I used to love watching my mother make sandwiches. She put just the right amount of peanut butter and jelly, egg salad or sandwich spread in the middle before the slices of bread pressed together and my lunch was ready. Before she placed it on the table she would cut it in half from the middle to one corner, turn the plate around and finish the job. Coming home from school for lunch brought me comfort, brought me sustenance, brought me my mother.
Memories like that are precious to me now. The more common the better. Somehow it is those simple moments, those times with my mother and father, my sister, our family friends, all those simple events that make up a life. Those memories we worked so hard to create and to hold onto. Those memories now live with me but elude my mother. They have escaped her grasp and vanished into the depths of dementia. Daily I am aware of another piece of my past, another piece of my family that has disappeared and I grieve for the parts of my family that no longer exist.

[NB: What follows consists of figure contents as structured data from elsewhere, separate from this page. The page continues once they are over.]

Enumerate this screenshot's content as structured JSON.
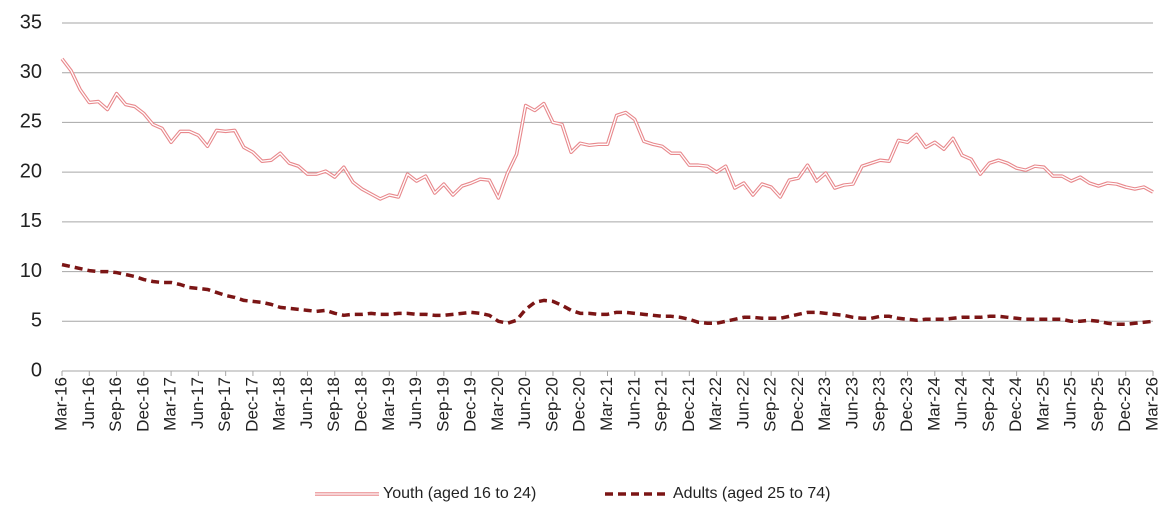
{
  "chart_data": {
    "type": "line",
    "categories": [
      "Mar-16",
      null,
      null,
      "Jun-16",
      null,
      null,
      "Sep-16",
      null,
      null,
      "Dec-16",
      null,
      null,
      "Mar-17",
      null,
      null,
      "Jun-17",
      null,
      null,
      "Sep-17",
      null,
      null,
      "Dec-17",
      null,
      null,
      "Mar-18",
      null,
      null,
      "Jun-18",
      null,
      null,
      "Sep-18",
      null,
      null,
      "Dec-18",
      null,
      null,
      "Mar-19",
      null,
      null,
      "Jun-19",
      null,
      null,
      "Sep-19",
      null,
      null,
      "Dec-19",
      null,
      null,
      "Mar-20",
      null,
      null,
      "Jun-20",
      null,
      null,
      "Sep-20",
      null,
      null,
      "Dec-20",
      null,
      null,
      "Mar-21",
      null,
      null,
      "Jun-21",
      null,
      null,
      "Sep-21",
      null,
      null,
      "Dec-21",
      null,
      null,
      "Mar-22",
      null,
      null,
      "Jun-22",
      null,
      null,
      "Sep-22",
      null,
      null,
      "Dec-22",
      null,
      null,
      "Mar-23",
      null,
      null,
      "Jun-23",
      null,
      null,
      "Sep-23",
      null,
      null,
      "Dec-23",
      null,
      null,
      "Mar-24",
      null,
      null,
      "Jun-24",
      null,
      null,
      "Sep-24",
      null,
      null,
      "Dec-24",
      null,
      null,
      "Mar-25",
      null,
      null,
      "Jun-25",
      null,
      null,
      "Sep-25",
      null,
      null,
      "Dec-25",
      null,
      null,
      "Mar-26"
    ],
    "series": [
      {
        "name": "Youth (aged 16 to 24)",
        "color": "#e8888c",
        "style": "double",
        "values": [
          31.4,
          30.2,
          28.3,
          27.0,
          27.1,
          26.3,
          27.9,
          26.8,
          26.6,
          25.9,
          24.8,
          24.4,
          23.0,
          24.1,
          24.1,
          23.7,
          22.6,
          24.2,
          24.1,
          24.2,
          22.5,
          22.0,
          21.1,
          21.2,
          21.9,
          20.9,
          20.6,
          19.8,
          19.8,
          20.1,
          19.5,
          20.5,
          19.0,
          18.3,
          17.8,
          17.3,
          17.7,
          17.5,
          19.8,
          19.1,
          19.6,
          17.9,
          18.8,
          17.7,
          18.6,
          18.9,
          19.3,
          19.2,
          17.4,
          19.9,
          21.8,
          26.7,
          26.2,
          26.9,
          25.0,
          24.8,
          22.0,
          22.9,
          22.7,
          22.8,
          22.8,
          25.7,
          26.0,
          25.3,
          23.1,
          22.8,
          22.6,
          21.9,
          21.9,
          20.7,
          20.7,
          20.6,
          20.0,
          20.6,
          18.4,
          18.9,
          17.7,
          18.8,
          18.5,
          17.5,
          19.2,
          19.4,
          20.7,
          19.1,
          19.9,
          18.4,
          18.7,
          18.8,
          20.6,
          20.9,
          21.2,
          21.1,
          23.2,
          23.0,
          23.8,
          22.5,
          23.0,
          22.3,
          23.4,
          21.7,
          21.3,
          19.8,
          20.9,
          21.2,
          20.9,
          20.4,
          20.2,
          20.6,
          20.5,
          19.6,
          19.6,
          19.1,
          19.5,
          18.9,
          18.6,
          18.9,
          18.8,
          18.5,
          18.3,
          18.5,
          18.0
        ]
      },
      {
        "name": "Adults (aged 25 to 74)",
        "color": "#7b1515",
        "style": "dashed",
        "values": [
          10.7,
          10.5,
          10.3,
          10.1,
          10.0,
          10.0,
          9.9,
          9.7,
          9.5,
          9.2,
          9.0,
          8.9,
          8.9,
          8.7,
          8.4,
          8.3,
          8.2,
          7.9,
          7.6,
          7.4,
          7.1,
          7.0,
          6.9,
          6.7,
          6.4,
          6.3,
          6.2,
          6.1,
          6.0,
          6.1,
          5.8,
          5.6,
          5.7,
          5.7,
          5.8,
          5.7,
          5.7,
          5.8,
          5.8,
          5.7,
          5.7,
          5.6,
          5.6,
          5.7,
          5.8,
          5.9,
          5.8,
          5.6,
          5.0,
          4.8,
          5.1,
          6.2,
          6.9,
          7.1,
          7.0,
          6.6,
          6.1,
          5.8,
          5.8,
          5.7,
          5.7,
          5.9,
          5.9,
          5.8,
          5.7,
          5.6,
          5.5,
          5.5,
          5.4,
          5.2,
          4.9,
          4.8,
          4.8,
          5.0,
          5.2,
          5.4,
          5.4,
          5.3,
          5.3,
          5.3,
          5.5,
          5.7,
          5.9,
          5.9,
          5.8,
          5.7,
          5.6,
          5.4,
          5.3,
          5.3,
          5.5,
          5.5,
          5.3,
          5.2,
          5.1,
          5.2,
          5.2,
          5.2,
          5.3,
          5.4,
          5.4,
          5.4,
          5.5,
          5.5,
          5.4,
          5.3,
          5.2,
          5.2,
          5.2,
          5.2,
          5.2,
          5.0,
          5.0,
          5.1,
          5.0,
          4.8,
          4.7,
          4.7,
          4.8,
          4.9,
          5.0
        ]
      }
    ],
    "ylim": [
      0,
      35
    ],
    "yticks": [
      0,
      5,
      10,
      15,
      20,
      25,
      30,
      35
    ],
    "grid": true,
    "legend": "bottom"
  }
}
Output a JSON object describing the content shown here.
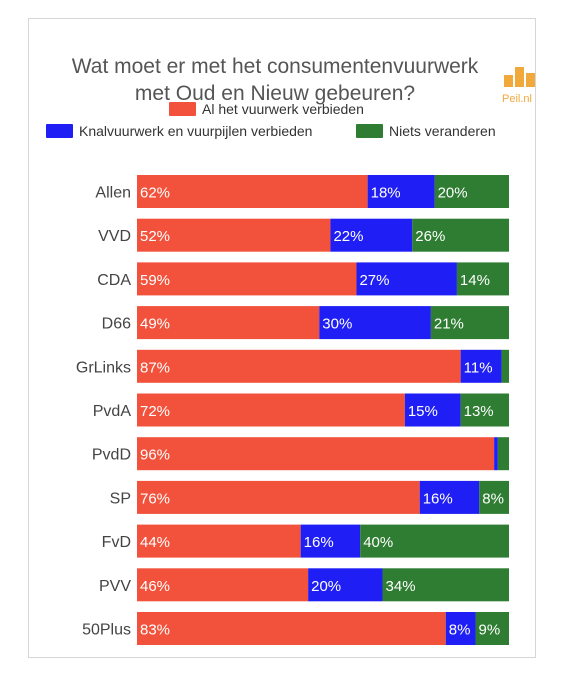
{
  "chart_data": {
    "type": "bar",
    "orientation": "horizontal",
    "stacked": true,
    "title_lines": [
      "Wat moet er met het consumentenvuurwerk",
      "met Oud en Nieuw gebeuren?"
    ],
    "logo_text": "Peil.nl",
    "legend_placement": "top",
    "categories": [
      "Allen",
      "VVD",
      "CDA",
      "D66",
      "GrLinks",
      "PvdA",
      "PvdD",
      "SP",
      "FvD",
      "PVV",
      "50Plus"
    ],
    "series": [
      {
        "name": "Al het vuurwerk verbieden",
        "color": "#f2523b",
        "values": [
          62,
          52,
          59,
          49,
          87,
          72,
          96,
          76,
          44,
          46,
          83
        ]
      },
      {
        "name": "Knalvuurwerk en vuurpijlen verbieden",
        "color": "#1f1ff5",
        "values": [
          18,
          22,
          27,
          30,
          11,
          15,
          1,
          16,
          16,
          20,
          8
        ]
      },
      {
        "name": "Niets veranderen",
        "color": "#2e7d32",
        "values": [
          20,
          26,
          14,
          21,
          2,
          13,
          3,
          8,
          40,
          34,
          9
        ]
      }
    ],
    "data_labels": [
      [
        "62%",
        "18%",
        "20%"
      ],
      [
        "52%",
        "22%",
        "26%"
      ],
      [
        "59%",
        "27%",
        "14%"
      ],
      [
        "49%",
        "30%",
        "21%"
      ],
      [
        "87%",
        "11%",
        ""
      ],
      [
        "72%",
        "15%",
        "13%"
      ],
      [
        "96%",
        "",
        ""
      ],
      [
        "76%",
        "16%",
        "8%"
      ],
      [
        "44%",
        "16%",
        "40%"
      ],
      [
        "46%",
        "20%",
        "34%"
      ],
      [
        "83%",
        "8%",
        "9%"
      ]
    ],
    "xlim": [
      0,
      100
    ],
    "grid": false
  }
}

At the other end of the day I work to create memories with my grandchildren, these most amazing children who live with us and enthrall me with their simple presence, their mere existence causes me to marvel at the wonders of the world, the universe, the miracle of their lives.
I live the sandwich. I am the peanut butter and jelly, the egg salad and sandwich spread. My mother is one slice of bread and my children and granchildren are the other. My husband rests somewhere in between, with me.